The best way to conduct interviews, or to instruct your staff on how to conduct interviews, is to only ask questions which are absolutely job related.


  • Oral contracts are not worth the paper they are written on. Once you have retained a new employee, you may want to consider reducing your employment agreement to writing. The written contract can specify a specific period of time of employment, or even state that either side may terminate the employer/employee relationship“at will”. If the employment relationship may be terminated “at will” this means that you may terminate the employee for any reason whatsoever, or no reason, as long as the employee is not terminated in violation of public policy such as an employee’’s failure to subject herself to sexual harassment. If you do not have a written contract with an employee, the relationship can probably be terminated “at will”, but this could change after a while.

  • Make sure your employee handbook is up to date. Most companies, regardless of their size, should have an employee handbook. It is also a good idea for each employee to be required to sign the handbook upon being retained, and to periodically sign various amendment or updates to the handbook.

  • The employee handbook is an excellent way to insure that all employees are treated fairly. As long as you apply the rules of the employee handbook to all of the employees in a fair and efficient manner, then all employees will be treated fairly.

  • Create a file. For every single employee in your business, you should have a file. An individual, such as an office manager or human resource executive, should be in charge of each of the employees’ files. Each file should contain all important material and documentation related to the employee, including all information and documentation provided to you by the employee during the interviewing process. This should help you explain why you hired one employee over another. In addition, any time an employee is reprimanded, you should make a note of the reprimand in the employee’s file. Most businesses which want to be careful about avoiding lawsuits tend to give employees written evaluations at least once a year, go over the evaluation with the employee together, and then obtain the employee’s signature on a copy of the evaluation, and then placing the signed copy of the evaluation in the employee’s file.

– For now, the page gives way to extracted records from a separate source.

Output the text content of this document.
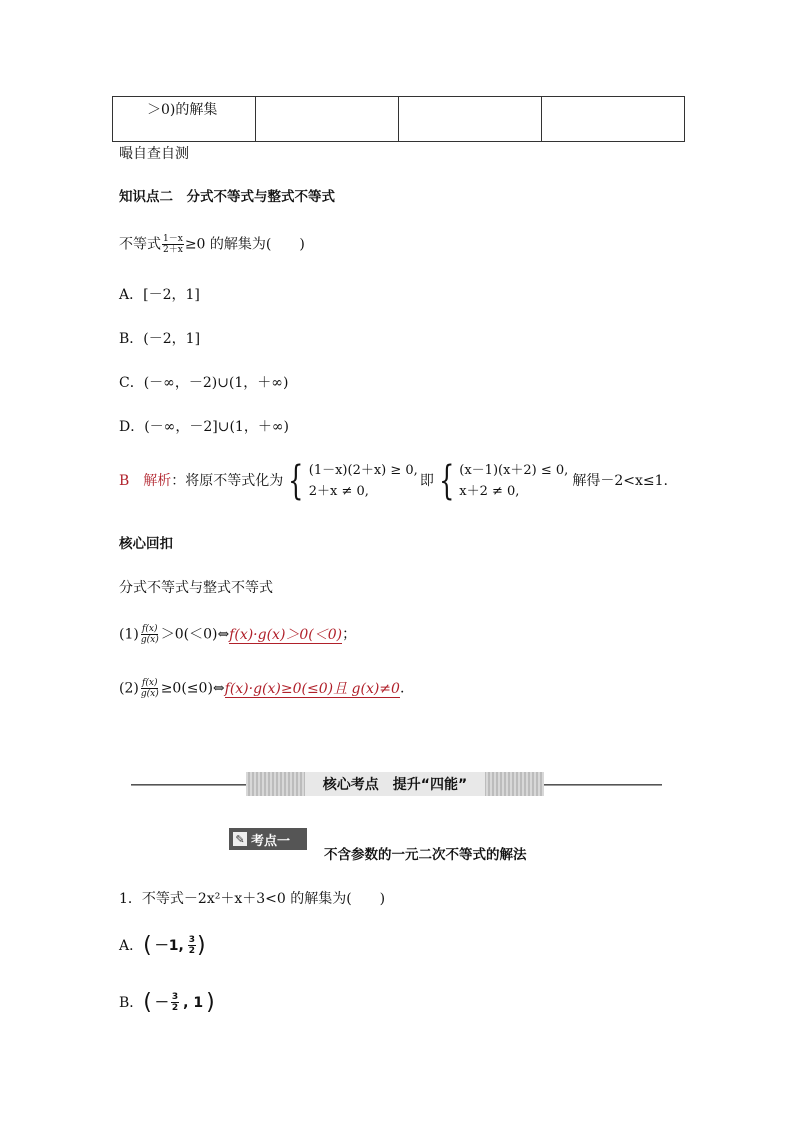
＞0)的解集			
嘬自查自测
知识点二　分式不等式与整式不等式
不等式 $\frac{1-x}{2+x} \ge 0$ 的解集为(　　)
A．[－2，1]
B．(－2，1]
C．(－∞，－2)∪(1，＋∞)
D．(－∞，－2]∪(1，＋∞)
B 解析 ：将原不等式化为 { (1－x)(2＋x) ≥ 0,
2＋x ≠ 0,
即 { (x－1)(x＋2) ≤ 0,
x＋2 ≠ 0,
解得－2<x≤1.
核心回扣
分式不等式与整式不等式
$(1) \frac{f(x)}{g(x)}$ ＞0(＜0)⇔f(x)·g(x)＞0(＜0)；
$(2) \frac{f(x)}{g(x)}$ ≥0(≤0)⇔f(x)·g(x)≥0(≤0)且 g(x)≠0.
核心考点　提升“四能”
✎ 考点一
不含参数的一元二次不等式的解法
1．不等式－2x²＋x＋3<0 的解集为(　　)
A． ( －1, $\frac{3}{2}$ )
B． ( － $\frac{3}{2}$ , 1 )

There is no guarantee that if you do all of the right things that you or your business will avoid being sued. However, every lawsuit against you or company costs money, and the less money you spend on lawsuits means more money for you and your employees.


Therefore, just as an individual evaluates his health from time to time to ensure that he does not suffer any unnecessary diseases or illnesses, a business should also evaluate its policies to minimize the risk of being sued.